Right-wing provocateur and frequent source of misinformation Candace Owens claimed in a recent viral tweet that the CDC “actually put together a document to discuss putting high risk people into camps to ‘shield’ low risk people from them.”
Owens linked to a page on the CDC’s website titled “Interim Operational Considerations for Implementing the Shielding Approach to Prevent COVID-19 Infections in Humanitarian Settings.” As the title suggests, the document discusses how to organize humanitarian settings—such as refugee camps—to limit the spread of COVID-19 infections. It does not describe creating camps for high-risk individuals. The first sentence of the document reads: “This document presents considerations from the perspective of the U.S. Centers for Disease Control & Prevention (CDC) for implementing the shielding approach in humanitarian settings as outlined in guidance documents focused on camps, displaced populations and low-resource settings.”
The document was published in July 2020, during the Trump administration, and outlines potential challenges to implementing the “shielding approach,” a plan in which individuals at high risk of contracting the virus are separated from those at low-risk of contracting the virus.
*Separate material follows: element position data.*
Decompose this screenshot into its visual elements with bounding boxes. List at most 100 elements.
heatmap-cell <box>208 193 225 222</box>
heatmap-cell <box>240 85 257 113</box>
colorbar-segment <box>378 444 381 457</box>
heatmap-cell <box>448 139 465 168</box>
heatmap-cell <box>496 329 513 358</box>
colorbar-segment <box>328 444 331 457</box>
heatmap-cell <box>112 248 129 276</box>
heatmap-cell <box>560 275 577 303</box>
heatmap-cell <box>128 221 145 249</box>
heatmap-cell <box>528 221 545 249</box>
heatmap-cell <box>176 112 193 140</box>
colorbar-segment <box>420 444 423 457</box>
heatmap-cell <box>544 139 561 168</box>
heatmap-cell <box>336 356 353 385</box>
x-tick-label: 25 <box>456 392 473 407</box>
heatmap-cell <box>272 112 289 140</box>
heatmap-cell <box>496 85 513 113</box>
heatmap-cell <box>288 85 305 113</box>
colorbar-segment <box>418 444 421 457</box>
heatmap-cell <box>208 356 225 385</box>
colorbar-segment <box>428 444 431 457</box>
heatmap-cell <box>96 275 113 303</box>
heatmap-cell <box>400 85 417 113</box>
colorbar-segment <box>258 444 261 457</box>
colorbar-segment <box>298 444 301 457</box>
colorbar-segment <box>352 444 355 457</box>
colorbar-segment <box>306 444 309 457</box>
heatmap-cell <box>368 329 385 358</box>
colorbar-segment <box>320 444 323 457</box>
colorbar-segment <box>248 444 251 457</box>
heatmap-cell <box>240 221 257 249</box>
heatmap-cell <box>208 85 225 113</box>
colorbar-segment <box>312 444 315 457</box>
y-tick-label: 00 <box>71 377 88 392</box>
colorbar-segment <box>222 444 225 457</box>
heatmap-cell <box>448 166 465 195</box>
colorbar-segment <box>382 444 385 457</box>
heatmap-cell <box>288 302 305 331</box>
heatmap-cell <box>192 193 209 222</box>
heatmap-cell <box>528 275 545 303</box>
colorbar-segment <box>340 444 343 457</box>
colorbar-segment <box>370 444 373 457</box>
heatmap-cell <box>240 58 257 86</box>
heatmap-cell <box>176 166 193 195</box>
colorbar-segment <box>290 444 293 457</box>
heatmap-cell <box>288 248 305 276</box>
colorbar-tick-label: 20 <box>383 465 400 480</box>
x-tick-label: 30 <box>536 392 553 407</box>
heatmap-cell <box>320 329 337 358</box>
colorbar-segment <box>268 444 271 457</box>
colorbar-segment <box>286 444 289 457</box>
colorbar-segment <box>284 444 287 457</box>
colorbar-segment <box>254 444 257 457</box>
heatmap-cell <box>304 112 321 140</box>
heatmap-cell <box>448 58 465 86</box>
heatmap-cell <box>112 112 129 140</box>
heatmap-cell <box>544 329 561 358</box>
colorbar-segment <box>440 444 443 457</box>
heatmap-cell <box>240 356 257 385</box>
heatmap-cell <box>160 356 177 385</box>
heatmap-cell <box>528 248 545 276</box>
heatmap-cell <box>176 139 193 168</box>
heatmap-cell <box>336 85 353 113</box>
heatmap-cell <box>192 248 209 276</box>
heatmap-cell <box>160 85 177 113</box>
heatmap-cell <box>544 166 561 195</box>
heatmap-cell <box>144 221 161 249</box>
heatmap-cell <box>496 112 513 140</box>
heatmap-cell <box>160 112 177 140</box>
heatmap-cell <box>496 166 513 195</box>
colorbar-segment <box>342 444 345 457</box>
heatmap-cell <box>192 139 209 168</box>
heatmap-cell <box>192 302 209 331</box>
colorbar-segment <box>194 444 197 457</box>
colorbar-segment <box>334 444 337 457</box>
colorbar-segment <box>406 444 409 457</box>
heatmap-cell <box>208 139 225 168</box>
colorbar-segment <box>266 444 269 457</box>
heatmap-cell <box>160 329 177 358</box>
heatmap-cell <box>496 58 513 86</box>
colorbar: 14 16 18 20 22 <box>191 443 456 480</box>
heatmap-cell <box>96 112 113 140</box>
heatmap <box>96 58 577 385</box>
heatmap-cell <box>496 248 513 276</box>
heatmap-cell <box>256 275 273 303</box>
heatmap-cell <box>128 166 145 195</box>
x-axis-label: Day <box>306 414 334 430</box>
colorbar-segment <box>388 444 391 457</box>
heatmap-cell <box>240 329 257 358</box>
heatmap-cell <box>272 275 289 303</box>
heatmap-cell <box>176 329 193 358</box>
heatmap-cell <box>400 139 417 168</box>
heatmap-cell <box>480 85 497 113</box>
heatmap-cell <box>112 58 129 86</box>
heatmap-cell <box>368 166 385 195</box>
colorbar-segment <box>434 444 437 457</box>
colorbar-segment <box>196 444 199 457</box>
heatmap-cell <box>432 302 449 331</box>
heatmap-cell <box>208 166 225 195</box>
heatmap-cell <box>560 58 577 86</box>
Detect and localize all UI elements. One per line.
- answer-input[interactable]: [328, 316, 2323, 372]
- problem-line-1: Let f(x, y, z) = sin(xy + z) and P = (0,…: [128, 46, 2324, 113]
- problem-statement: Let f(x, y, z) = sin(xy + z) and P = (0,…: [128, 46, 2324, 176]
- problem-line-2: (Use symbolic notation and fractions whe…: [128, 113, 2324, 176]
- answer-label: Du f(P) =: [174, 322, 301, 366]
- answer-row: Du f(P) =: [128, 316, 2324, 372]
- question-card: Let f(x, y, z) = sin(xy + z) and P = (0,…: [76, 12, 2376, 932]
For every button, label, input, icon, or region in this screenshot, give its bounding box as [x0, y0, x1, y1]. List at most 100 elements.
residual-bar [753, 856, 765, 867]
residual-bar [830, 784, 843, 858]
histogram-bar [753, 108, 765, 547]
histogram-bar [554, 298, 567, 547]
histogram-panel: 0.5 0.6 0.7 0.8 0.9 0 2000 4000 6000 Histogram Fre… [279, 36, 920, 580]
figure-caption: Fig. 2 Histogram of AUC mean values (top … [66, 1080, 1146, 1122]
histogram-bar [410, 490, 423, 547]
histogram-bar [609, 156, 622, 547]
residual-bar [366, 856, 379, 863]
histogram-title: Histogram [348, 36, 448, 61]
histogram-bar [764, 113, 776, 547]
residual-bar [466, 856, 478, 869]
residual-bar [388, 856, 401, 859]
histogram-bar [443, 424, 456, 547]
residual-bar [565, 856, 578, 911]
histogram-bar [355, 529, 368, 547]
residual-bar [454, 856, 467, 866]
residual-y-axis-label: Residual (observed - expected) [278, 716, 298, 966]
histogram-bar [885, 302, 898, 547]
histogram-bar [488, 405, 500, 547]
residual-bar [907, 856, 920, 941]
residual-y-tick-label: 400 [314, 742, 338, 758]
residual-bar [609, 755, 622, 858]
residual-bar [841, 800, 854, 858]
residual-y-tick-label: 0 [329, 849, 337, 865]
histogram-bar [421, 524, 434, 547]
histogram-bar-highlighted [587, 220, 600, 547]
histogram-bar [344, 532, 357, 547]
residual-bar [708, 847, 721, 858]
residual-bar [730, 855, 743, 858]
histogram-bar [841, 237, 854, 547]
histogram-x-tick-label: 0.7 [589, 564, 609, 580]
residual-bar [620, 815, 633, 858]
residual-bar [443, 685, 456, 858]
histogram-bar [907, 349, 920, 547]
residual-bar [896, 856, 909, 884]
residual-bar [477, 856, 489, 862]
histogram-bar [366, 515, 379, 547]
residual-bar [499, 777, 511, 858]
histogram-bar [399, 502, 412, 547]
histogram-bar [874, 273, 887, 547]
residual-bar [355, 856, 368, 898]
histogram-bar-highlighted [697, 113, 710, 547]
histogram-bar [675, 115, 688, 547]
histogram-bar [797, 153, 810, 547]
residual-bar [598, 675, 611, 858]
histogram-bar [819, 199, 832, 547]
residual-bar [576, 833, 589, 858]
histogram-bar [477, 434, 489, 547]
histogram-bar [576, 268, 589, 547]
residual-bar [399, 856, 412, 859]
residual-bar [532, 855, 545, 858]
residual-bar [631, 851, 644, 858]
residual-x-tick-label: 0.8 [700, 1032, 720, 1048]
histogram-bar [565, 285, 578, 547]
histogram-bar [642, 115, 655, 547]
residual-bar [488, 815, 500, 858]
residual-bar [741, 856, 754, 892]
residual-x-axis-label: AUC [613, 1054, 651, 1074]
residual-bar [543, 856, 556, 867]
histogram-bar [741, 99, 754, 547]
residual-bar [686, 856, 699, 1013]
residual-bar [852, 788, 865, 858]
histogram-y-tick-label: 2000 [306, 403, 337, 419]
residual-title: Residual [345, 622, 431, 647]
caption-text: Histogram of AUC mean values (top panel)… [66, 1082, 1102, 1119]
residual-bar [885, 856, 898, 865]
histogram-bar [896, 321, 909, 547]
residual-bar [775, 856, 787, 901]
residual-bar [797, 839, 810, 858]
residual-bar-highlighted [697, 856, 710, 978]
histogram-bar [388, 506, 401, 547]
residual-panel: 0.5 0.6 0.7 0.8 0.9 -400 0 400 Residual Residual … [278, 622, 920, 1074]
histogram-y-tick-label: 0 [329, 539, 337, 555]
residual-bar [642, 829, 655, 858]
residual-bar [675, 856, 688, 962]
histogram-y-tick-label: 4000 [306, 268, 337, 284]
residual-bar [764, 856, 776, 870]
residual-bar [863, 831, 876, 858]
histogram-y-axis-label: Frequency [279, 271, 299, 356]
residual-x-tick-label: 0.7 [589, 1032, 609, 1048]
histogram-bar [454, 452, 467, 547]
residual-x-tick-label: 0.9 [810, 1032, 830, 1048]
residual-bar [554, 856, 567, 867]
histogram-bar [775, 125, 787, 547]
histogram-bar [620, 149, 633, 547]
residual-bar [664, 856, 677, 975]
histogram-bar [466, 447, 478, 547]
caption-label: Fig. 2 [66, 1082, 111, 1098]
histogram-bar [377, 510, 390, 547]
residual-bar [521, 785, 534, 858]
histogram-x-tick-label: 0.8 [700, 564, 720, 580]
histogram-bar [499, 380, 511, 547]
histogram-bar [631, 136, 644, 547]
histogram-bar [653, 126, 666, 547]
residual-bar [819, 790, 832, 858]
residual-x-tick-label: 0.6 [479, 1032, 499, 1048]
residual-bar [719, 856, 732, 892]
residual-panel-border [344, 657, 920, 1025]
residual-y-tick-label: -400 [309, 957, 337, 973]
Again, this document discusses shielding within camps, not, as Owens claims, creating camps for high-risk populations.
CDC public affairs specialist Jade Fulce tells The Dispatch Fact Check that “These considerations are in response to concepts put forth by [Caroline Favas in] ‘Guidance for the prevention of COVID-19 infections among high-risk individuals in camps and camp-like settings,’ and specifically address humanitarian settings.”
Cavas’ paper looked at shielding in “forcibly displaced populations residing in camps or camp-like settings,” which she identified as “particularly vulnerable to COVID19 epidemics due to overcrowding, poor access to safe water and sanitation and limited access to health services.” Given the differences between camps and the general population, Cavas noted that the typical pandemic responses “such as mass ‘stay-at-home' orders, social distancing, self-isolation and quarantine” would not be feasible in a camp setting and explored shielding as a way to mitigate the spread of coronavirus in that context. The CDC paper was written in response to this research, outlining difficulties that would likely arise from attempting to employ shielding in camps.
Owens did not respond to a request for comment.